Americano

De Cinéann.

Americano français réalisé par Mathieu Demy sorti en 2011

Analyse critique

Americano est l'histoire d'un jeune parisien irrésolu qui s'appelle Martin et qui est interprété par le réalisateur. Il vit à Paris avec une jolie fille, Claire, mais ils sont à deux doigts de la séparation. Un coup de fil nocturne la suspend  : la mère de Martin vient de mourir à Los Angeles. Il y part aussitôt pour s'occuper des formalités administratives, pour retrouver en réalité un autre chapitre suspendu de sa vie : son enfance solitaire en Californie, aux côtés d'une mère dépressive délaissée par son père, lequel finira par faire revenir son fils à Paris.

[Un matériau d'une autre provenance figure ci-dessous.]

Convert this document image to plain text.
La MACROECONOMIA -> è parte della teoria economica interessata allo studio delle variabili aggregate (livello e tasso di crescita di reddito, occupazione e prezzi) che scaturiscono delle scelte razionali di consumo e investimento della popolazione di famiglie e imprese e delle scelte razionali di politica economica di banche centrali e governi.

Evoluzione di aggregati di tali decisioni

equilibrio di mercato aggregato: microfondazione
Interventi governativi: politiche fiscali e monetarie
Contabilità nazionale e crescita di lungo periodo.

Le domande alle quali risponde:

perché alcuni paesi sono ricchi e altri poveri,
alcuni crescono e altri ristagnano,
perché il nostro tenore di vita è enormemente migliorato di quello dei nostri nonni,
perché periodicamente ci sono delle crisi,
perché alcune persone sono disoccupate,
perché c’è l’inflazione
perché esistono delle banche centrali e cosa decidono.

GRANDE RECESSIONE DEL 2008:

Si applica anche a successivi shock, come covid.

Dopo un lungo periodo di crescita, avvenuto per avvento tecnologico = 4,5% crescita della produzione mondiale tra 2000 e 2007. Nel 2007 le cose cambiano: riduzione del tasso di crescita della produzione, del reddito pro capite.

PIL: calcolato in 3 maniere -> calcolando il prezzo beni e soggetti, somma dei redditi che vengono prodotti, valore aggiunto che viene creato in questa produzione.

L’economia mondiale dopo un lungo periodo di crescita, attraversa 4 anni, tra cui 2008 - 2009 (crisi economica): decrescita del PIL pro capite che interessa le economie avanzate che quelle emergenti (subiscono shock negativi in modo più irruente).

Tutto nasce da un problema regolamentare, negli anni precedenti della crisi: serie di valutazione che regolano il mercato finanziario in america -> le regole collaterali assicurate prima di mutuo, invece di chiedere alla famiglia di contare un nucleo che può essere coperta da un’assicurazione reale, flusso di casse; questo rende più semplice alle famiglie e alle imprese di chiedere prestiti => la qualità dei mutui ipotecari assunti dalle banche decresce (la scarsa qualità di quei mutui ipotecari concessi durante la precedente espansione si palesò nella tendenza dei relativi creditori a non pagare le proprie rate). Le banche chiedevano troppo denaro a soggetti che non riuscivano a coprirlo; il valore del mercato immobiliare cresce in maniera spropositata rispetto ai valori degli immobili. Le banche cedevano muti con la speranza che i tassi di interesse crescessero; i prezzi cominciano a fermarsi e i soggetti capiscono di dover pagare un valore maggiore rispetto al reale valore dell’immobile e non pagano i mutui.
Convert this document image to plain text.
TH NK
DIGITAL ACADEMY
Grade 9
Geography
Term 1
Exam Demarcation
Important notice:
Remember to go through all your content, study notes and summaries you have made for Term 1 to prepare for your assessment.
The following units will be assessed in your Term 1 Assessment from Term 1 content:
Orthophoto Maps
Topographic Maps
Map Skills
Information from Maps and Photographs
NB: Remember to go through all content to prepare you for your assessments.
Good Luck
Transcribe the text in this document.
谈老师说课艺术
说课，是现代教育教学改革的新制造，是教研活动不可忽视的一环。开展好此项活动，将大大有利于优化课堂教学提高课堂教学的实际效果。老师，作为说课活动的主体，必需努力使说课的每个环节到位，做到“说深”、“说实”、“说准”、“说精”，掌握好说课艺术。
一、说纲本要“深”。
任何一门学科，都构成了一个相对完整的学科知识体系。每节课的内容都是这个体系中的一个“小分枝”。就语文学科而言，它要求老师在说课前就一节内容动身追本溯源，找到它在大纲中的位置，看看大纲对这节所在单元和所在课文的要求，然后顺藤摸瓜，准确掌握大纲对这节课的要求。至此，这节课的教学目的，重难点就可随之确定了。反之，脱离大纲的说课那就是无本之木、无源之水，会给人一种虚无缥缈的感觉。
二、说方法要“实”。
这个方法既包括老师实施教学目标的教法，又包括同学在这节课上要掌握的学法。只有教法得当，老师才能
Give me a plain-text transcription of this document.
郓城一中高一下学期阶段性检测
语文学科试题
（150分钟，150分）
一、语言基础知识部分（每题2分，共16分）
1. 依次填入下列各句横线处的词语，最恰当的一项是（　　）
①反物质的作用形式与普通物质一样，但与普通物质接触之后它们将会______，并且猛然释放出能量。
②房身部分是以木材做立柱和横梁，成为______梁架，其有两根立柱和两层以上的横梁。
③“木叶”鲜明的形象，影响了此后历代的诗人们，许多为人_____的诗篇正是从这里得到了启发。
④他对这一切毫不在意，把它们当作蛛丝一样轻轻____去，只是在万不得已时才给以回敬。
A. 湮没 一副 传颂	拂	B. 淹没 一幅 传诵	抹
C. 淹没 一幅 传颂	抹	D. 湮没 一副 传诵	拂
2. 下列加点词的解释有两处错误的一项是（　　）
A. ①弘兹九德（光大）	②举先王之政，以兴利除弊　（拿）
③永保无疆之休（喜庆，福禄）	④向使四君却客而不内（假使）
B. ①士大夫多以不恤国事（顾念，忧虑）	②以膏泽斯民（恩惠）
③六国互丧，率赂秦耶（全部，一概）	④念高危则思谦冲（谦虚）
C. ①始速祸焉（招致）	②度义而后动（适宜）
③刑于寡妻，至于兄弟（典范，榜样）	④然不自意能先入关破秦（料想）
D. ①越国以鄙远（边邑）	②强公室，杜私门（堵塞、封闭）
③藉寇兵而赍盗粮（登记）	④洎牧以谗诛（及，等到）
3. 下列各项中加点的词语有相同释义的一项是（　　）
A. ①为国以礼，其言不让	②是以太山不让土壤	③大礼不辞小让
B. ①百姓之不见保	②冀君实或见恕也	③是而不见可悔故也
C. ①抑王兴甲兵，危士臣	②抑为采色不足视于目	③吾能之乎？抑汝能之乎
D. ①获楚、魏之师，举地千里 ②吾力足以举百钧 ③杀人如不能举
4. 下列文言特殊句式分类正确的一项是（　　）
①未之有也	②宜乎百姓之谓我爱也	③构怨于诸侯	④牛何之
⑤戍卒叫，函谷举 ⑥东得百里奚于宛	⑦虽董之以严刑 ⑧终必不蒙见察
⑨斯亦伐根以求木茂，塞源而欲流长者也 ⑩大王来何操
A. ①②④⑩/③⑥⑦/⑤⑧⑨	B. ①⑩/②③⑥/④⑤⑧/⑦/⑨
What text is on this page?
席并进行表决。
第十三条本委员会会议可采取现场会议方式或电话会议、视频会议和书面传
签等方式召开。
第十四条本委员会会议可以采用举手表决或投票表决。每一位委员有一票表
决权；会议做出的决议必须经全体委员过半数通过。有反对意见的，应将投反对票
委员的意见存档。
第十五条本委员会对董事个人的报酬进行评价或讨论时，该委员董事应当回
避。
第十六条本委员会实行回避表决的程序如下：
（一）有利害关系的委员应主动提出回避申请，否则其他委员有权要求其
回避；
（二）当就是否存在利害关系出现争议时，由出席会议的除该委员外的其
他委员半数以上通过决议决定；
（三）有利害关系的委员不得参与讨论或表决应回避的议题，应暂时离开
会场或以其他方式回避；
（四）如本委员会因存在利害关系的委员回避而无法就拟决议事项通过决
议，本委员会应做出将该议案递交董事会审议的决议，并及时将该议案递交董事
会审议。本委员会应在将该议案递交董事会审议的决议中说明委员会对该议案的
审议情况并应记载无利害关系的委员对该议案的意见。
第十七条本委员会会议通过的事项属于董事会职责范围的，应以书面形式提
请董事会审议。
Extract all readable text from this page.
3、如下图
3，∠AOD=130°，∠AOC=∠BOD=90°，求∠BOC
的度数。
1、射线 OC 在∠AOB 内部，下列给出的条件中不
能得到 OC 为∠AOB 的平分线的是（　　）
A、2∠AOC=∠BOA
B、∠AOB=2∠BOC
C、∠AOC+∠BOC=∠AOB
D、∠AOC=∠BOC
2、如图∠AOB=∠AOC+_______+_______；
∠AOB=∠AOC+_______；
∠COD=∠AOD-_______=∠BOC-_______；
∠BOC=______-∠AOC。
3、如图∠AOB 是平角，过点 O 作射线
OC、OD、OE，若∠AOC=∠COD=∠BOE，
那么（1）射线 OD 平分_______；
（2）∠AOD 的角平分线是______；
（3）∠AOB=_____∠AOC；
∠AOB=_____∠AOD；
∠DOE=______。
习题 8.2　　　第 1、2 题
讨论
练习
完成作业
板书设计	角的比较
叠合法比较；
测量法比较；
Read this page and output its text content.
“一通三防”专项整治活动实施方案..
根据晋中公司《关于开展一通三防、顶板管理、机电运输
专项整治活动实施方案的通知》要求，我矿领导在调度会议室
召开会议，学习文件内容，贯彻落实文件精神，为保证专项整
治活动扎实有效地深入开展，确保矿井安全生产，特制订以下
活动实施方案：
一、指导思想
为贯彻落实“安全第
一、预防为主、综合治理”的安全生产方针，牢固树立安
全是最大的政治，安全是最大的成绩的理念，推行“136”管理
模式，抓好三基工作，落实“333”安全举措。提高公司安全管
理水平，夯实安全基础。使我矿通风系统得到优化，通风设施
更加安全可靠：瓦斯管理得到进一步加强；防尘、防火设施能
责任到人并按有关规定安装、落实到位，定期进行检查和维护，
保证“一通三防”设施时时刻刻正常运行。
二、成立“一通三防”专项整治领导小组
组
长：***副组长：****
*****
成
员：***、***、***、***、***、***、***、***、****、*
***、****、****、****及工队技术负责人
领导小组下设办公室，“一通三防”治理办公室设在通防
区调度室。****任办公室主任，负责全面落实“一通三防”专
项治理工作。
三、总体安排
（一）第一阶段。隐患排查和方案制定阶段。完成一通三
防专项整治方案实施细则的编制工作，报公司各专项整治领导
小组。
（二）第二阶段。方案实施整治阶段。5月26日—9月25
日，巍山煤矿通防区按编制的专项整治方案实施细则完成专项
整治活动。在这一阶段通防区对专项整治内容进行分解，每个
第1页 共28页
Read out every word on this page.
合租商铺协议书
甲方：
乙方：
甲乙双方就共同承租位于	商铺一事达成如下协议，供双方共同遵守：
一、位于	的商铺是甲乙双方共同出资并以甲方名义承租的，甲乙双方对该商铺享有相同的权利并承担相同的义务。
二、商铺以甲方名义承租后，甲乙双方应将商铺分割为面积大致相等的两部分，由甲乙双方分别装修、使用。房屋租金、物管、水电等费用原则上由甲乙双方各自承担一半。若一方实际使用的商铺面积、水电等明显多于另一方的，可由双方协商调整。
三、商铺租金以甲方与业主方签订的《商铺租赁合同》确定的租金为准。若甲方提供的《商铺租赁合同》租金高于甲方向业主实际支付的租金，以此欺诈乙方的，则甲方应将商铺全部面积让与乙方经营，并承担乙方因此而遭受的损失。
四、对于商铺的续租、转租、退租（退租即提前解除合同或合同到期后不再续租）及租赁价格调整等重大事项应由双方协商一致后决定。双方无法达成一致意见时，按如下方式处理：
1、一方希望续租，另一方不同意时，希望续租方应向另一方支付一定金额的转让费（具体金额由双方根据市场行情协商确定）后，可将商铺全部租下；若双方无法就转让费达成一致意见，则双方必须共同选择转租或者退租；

Tout cela lui revient par vagues, à travers les plans mélancoliques d'un film tourné alors qu'il était enfant, dans ce lieu où il doit aujourd'hui assumer en même temps que liquider l'héritage de son enfance. L'image lointaine d'une fillette mexicaine dont il partageait les jeux, et à laquelle sa mère a légué une partie de ses biens, réapparaît aussi. Mais Martin ne pense qu'à fuir cette soudaine résurgence du passé. L'accomplissement des dernières volontés de sa mère en sera le prétexte.

Un road-movie commence, au volant d'une Mustang décapotable rouge, à la recherche de cette mystérieuse Lola, localisée à Tijuana. Le passage de la frontière mexicaine signale l'entrée du film dans une zone plus incertaine, plus irréelle, pour le personnage comme pour le film. Voiture désossée par les enfants des rues, perte des papiers d'identité, incarnation de Lola en bombe sexuelle d'un bar louche (l'Americano), hostilité fuyante de la jeune femme qui prétend être une autre, passage à tabac du héros opiniâtre.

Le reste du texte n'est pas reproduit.